This repo contains the code to model of the relationship between gene features and the response to the intervention on cell line. Specically, the relatioship of the gene and intervention response are modelled to predict the relative importance of gene features for each intervention.
The code has been developed and tested in a python 3.8 docker environment. The docker file are given and can be run both locally and deployed to cloud.
To build the docker images, simply execute the shell script as follow:
./build_dockers.sh
** Note that the docker image built can be used locally or push to a container registery (eg: AWS ECR) for cloud deployment.
Once the model is build, model can be trained and make inference to predict the output by executing the command below:
docker run -it -v "$(pwd)"/model:/code/model -v "$(pwd)"/results:/code/results drug4gene:0.1
While there are many models to train, the following command can be used to train a small model to test
docker run -it -v "$(pwd)"/model:/code/model -v "$(pwd)"/results:/code/results drug4gene:0.1 ./run_full_pipeline_small.sh
There are two input data files in ./data
features.csv
dependency.csv
features.csv
is a data frame of genetic features along with the number of copy number variants for each cell line, where 0
is a loss of that genetic feature, 1
is a single copy, 2
is two copies and so on.
dependency.csv
is a data frame of ‘interventions’ and their associated response where 0
is no response and 1
is a positive response.
While the aim is to generate a ranked list of features importance for each intervention that causes a positive outcome in the cell line, the problem is first formulated as classification task which model the relationship of the genetic features and the intervention response and use the model interpretability tools to generate the features importance for the prediction.
In order to select an approach to model classifier, exploratory data analysis is performed to understand the data. There are several challenges associated with the data:
- Limited sample : n=574
- Large input features space. There are 58771 features and only 574 sample
- High-dimensional output label space: 17724 output space
- Extreme imbalance output label with rare classes hard to train and predict
Given the limited sample and large input features, simple tree-based model is preferable over complicated neural network to model the relationship between the gene features and the intervention response. In addition, the high interpretability of a tree-based model to generate the feature importance also make it a better choise for the task.
With the tree-based model in mind, random forest is chosen to model correlation between the genetic features and intervention response. Binary relevance approach which treat each intervention label as a single classfication problem is used to build a model to predict the relative feature importance for each intervention.
Before model, several processing step is taken to clean up the data.
- The missing value in both features and intervention dataframe is imputes with median value instead of dropping the feature entirely. This is mainly because the missing value is relatively small across sample as shown below.
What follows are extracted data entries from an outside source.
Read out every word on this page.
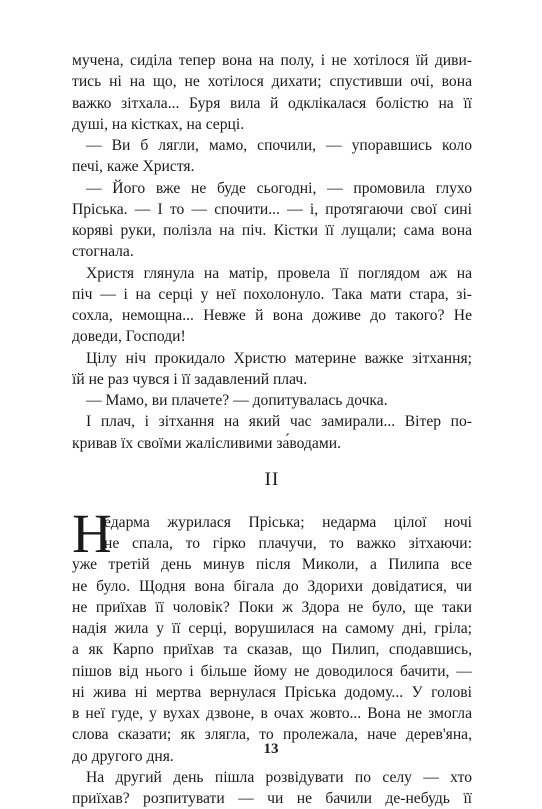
мучена, сиділа тепер вона на полу, і не хотілося їй диви-
тись ні на що, не хотілося дихати; спустивши очі, вона
важко зітхала... Буря вила й одклікалася болістю на її
душі, на кістках, на серці.
— Ви б лягли, мамо, спочили, — упоравшись коло
печі, каже Христя.
— Його вже не буде сьогодні, — промовила глухо
Пріська. — І то — спочити... — і, протягаючи свої сині
коряві руки, полізла на піч. Кістки її лущали; сама вона
стогнала.
Христя глянула на матір, провела її поглядом аж на
піч — і на серці у неї похолонуло. Така мати стара, зі-
сохла, немощна... Невже й вона доживе до такого? Не
доведи, Господи!
Цілу ніч прокидало Христю материне важке зітхання;
їй не раз чувся і її задавлений плач.
— Мамо, ви плачете? — допитувалась дочка.
І плач, і зітхання на який час замирали... Вітер по-
кривав їх своїми жалісливими за́водами.
II
Н
едарма журилася Пріська; недарма цілої ночі
не спала, то гірко плачучи, то важко зітхаючи:
уже третій день минув після Миколи, а Пилипа все
не було. Щодня вона бігала до Здорихи довідатися, чи
не приїхав її чоловік? Поки ж Здора не було, ще таки
надія жила у її серці, ворушилася на самому дні, гріла;
а як Карпо приїхав та сказав, що Пилип, сподавшись,
пішов від нього і більше йому не доводилося бачити, —
ні жива ні мертва вернулася Пріська додому... У голові
в неї гуде, у вухах дзвоне, в очах жовто... Вона не змогла
слова сказати; як злягла, то пролежала, наче дерев'яна,
до другого дня.
На другий день пішла розвідувати по селу — хто
приїхав? розпитувати — чи не бачили де-небудь її
13
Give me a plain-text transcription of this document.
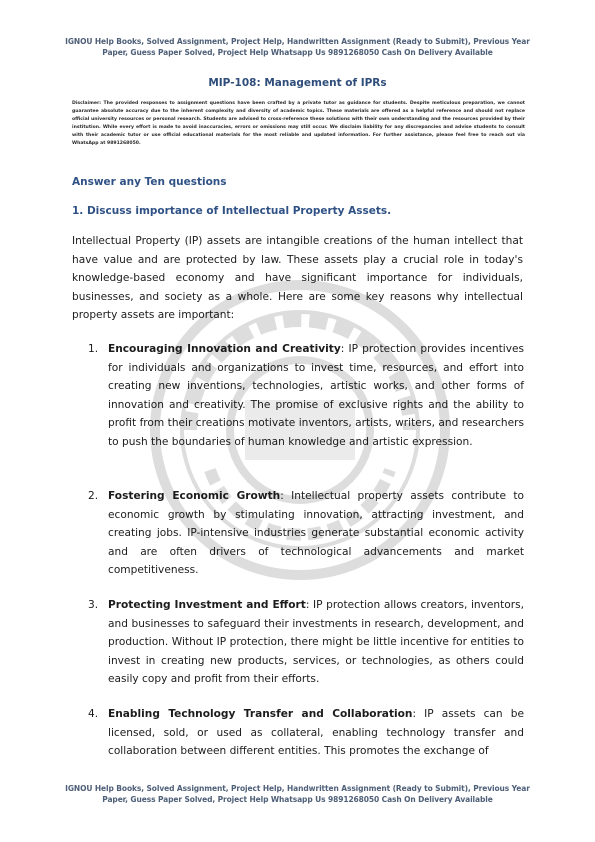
IGNOU Help Books, Solved Assignment, Project Help, Handwritten Assignment (Ready to Submit), Previous Year Paper, Guess Paper Solved, Project Help Whatsapp Us 9891268050 Cash On Delivery Available
MIP-108: Management of IPRs
Disclaimer: The provided responses to assignment questions have been crafted by a private tutor as guidance for students. Despite meticulous preparation, we cannot guarantee absolute accuracy due to the inherent complexity and diversity of academic topics. These materials are offered as a helpful reference and should not replace official university resources or personal research. Students are advised to cross-reference these solutions with their own understanding and the resources provided by their institution. While every effort is made to avoid inaccuracies, errors or omissions may still occur. We disclaim liability for any discrepancies and advise students to consult with their academic tutor or use official educational materials for the most reliable and updated information. For further assistance, please feel free to reach out via WhatsApp at 9891268050.
Answer any Ten questions
1. Discuss importance of Intellectual Property Assets.

Intellectual Property (IP) assets are intangible creations of the human intellect that have value and are protected by law. These assets play a crucial role in today's knowledge-based economy and have significant importance for individuals, businesses, and society as a whole. Here are some key reasons why intellectual property assets are important:

1. Encouraging Innovation and Creativity: IP protection provides incentives for individuals and organizations to invest time, resources, and effort into creating new inventions, technologies, artistic works, and other forms of innovation and creativity. The promise of exclusive rights and the ability to profit from their creations motivate inventors, artists, writers, and researchers to push the boundaries of human knowledge and artistic expression.
2. Fostering Economic Growth: Intellectual property assets contribute to economic growth by stimulating innovation, attracting investment, and creating jobs. IP-intensive industries generate substantial economic activity and are often drivers of technological advancements and market competitiveness.
3. Protecting Investment and Effort: IP protection allows creators, inventors, and businesses to safeguard their investments in research, development, and production. Without IP protection, there might be little incentive for entities to invest in creating new products, services, or technologies, as others could easily copy and profit from their efforts.
4. Enabling Technology Transfer and Collaboration: IP assets can be licensed, sold, or used as collateral, enabling technology transfer and collaboration between different entities. This promotes the exchange of
IGNOU Help Books, Solved Assignment, Project Help, Handwritten Assignment (Ready to Submit), Previous Year Paper, Guess Paper Solved, Project Help Whatsapp Us 9891268050 Cash On Delivery Available
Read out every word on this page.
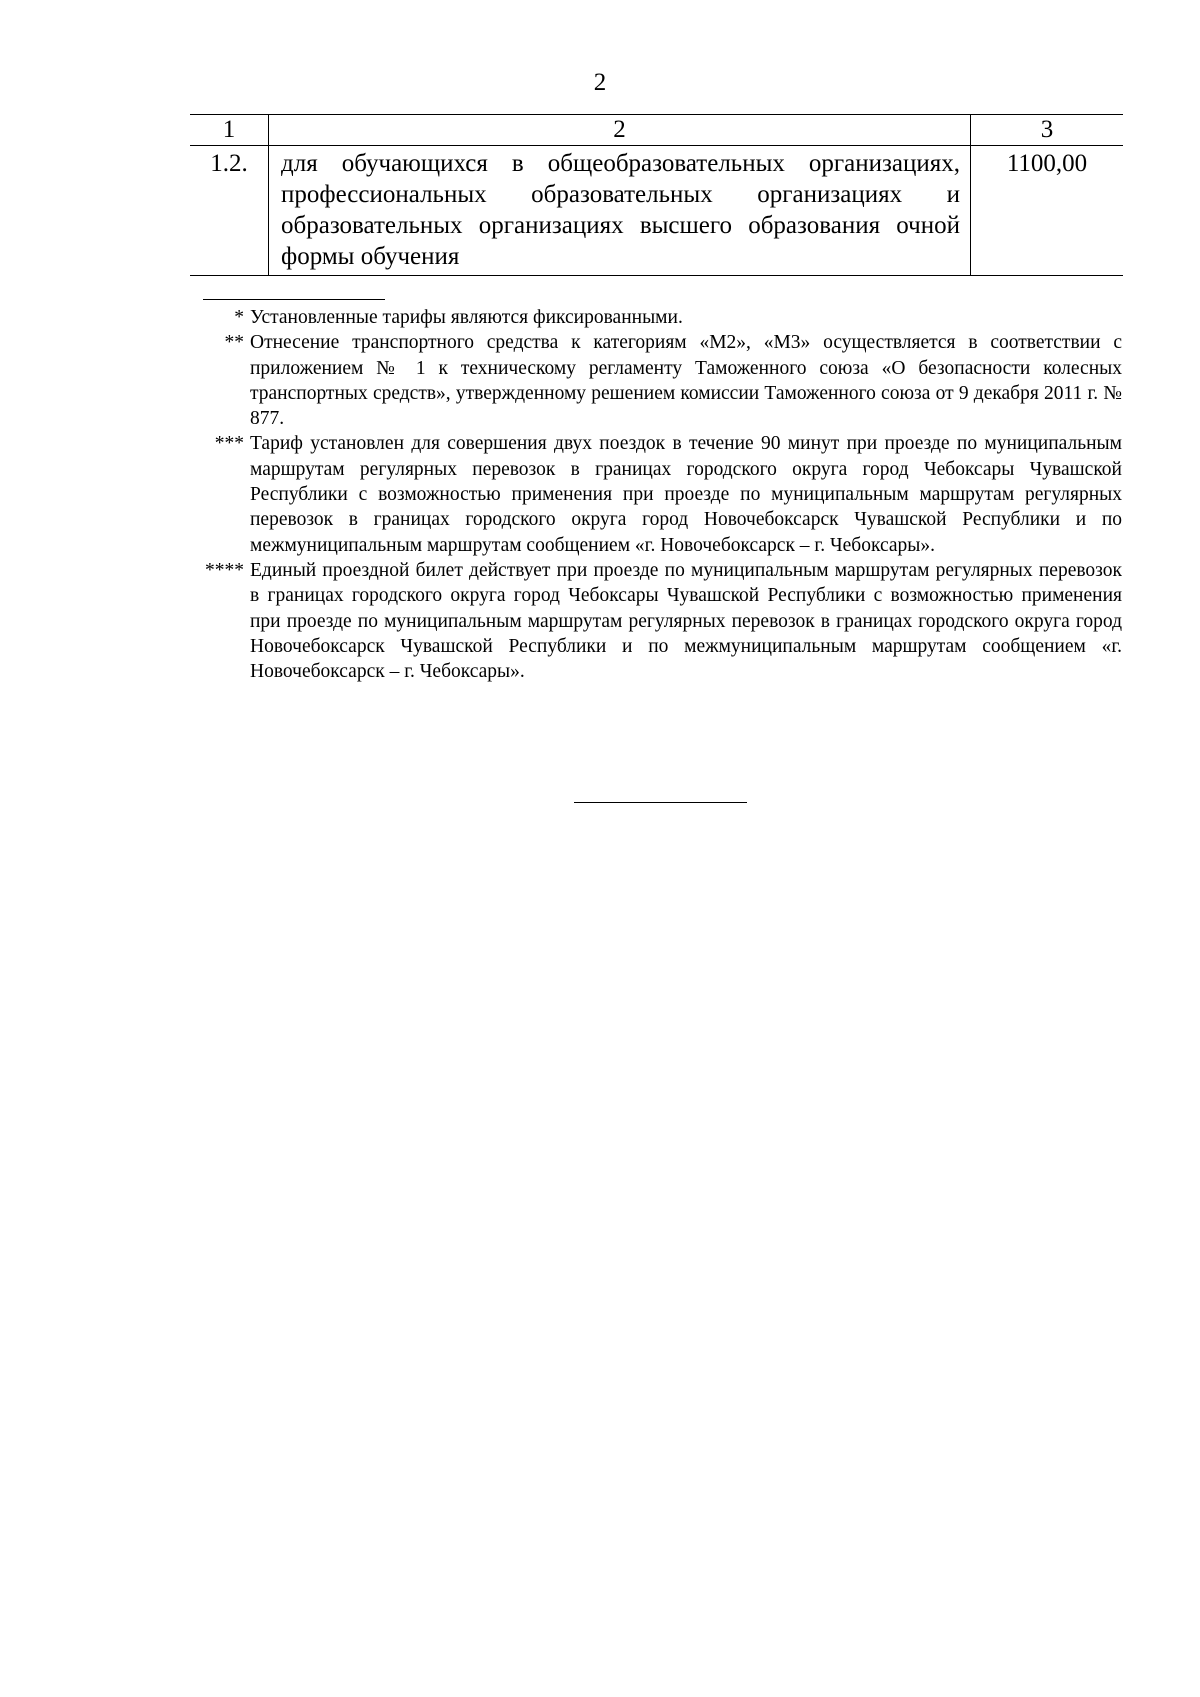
2
1	2	3
1.2.	для обучающихся в общеобразовательных организациях, профессиональных образовательных организациях и образовательных организациях высшего образования очной формы обучения	1100,00
* Установленные тарифы являются фиксированными.
** Отнесение транспортного средства к категориям «М2», «М3» осуществляется в соответствии с приложением № 1 к техническому регламенту Таможенного союза «О безопасности колесных транспортных средств», утвержденному решением комиссии Таможенного союза от 9 декабря 2011 г. № 877.
*** Тариф установлен для совершения двух поездок в течение 90 минут при проезде по муниципальным маршрутам регулярных перевозок в границах городского округа город Чебоксары Чувашской Республики с возможностью применения при проезде по муниципальным маршрутам регулярных перевозок в границах городского округа город Новочебоксарск Чувашской Республики и по межмуниципальным маршрутам сообщением «г. Новочебоксарск – г. Чебоксары».
**** Единый проездной билет действует при проезде по муниципальным маршрутам регулярных перевозок в границах городского округа город Чебоксары Чувашской Республики с возможностью применения при проезде по муниципальным маршрутам регулярных перевозок в границах городского округа город Новочебоксарск Чувашской Республики и по межмуниципальным маршрутам сообщением «г. Новочебоксарск – г. Чебоксары».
missing value in feature dataframe | missing value in intervention dataframe |
---|---|
-
Constant or quasi constant features with are remove. This step remove
-
Highly correlated features with correlation coefficient more than 0.9 are drop (*The code has been implemented but not executed due to exceeding internal 8gb memory)
Given the highly imbalance label, the data is stratified split (if possible) to train and test dataset during the model training. And to evaluate the model performance, the accuracy and AUC-ROC for the train and test is recorded.
The output file can be found at ./results/output.csv
.which shows a ranked list of feature importance for each intervention that causes a positive outcome in the cell lines as follow
From the metrics above, it can be seen that the model capable of learning the relationship between the features and the output respnse.However, given the small sample, the random forest classifier are overfit with drop in both accuracy and AUC-ROC in the test dataset. However, proper evaluation should be done with K-fold to better quantify this
To deploy the model to AWS, a simple terraform infrastructure code is provided in the infrastructure
folder. Specically the code can be deployed to the AWS ECS which allow running Docker containers in a standardized AWS-optimized environment.The container will run on Amazon EC2 instance and can be scale easily by changing the infrastructure code. ECR is created to store the docker images and s3 is create to store the input, output and metadata. For security reason, VPC is provision with all the subnet, internet and route table created in subnet.tf
is also specified in the terraform script to isolate the resources into a virtual network.
- Feature engineering
- Remove highly correlated features
- Remove features with low correlation with the label
- Perform TF-IDF on the features and remove low importance features which exist across multiple sample
- Modelling
- Hyperparemter search can be performed to select the optimal hyperparameter and avoid overfitting
- Ensemble model: Can improve the accuracy with trade-off between longer training and higher resourse to train and predict
- Boosting tree such as XGBoost. Potentially improve the model although may increase the training time given the sequential boosting algorithm training.
- Feature importance measure
- Impurity base feature importance could be misleading for high cardinality features and features permutation can be used to generate the feature importance as shown in here link
- Other permutation method like SHAPley or LIME can also be used to measure the feature importance
- Evaluation
- Given the limited sampling, K-fold cross validation should perform to properly evaluate the model.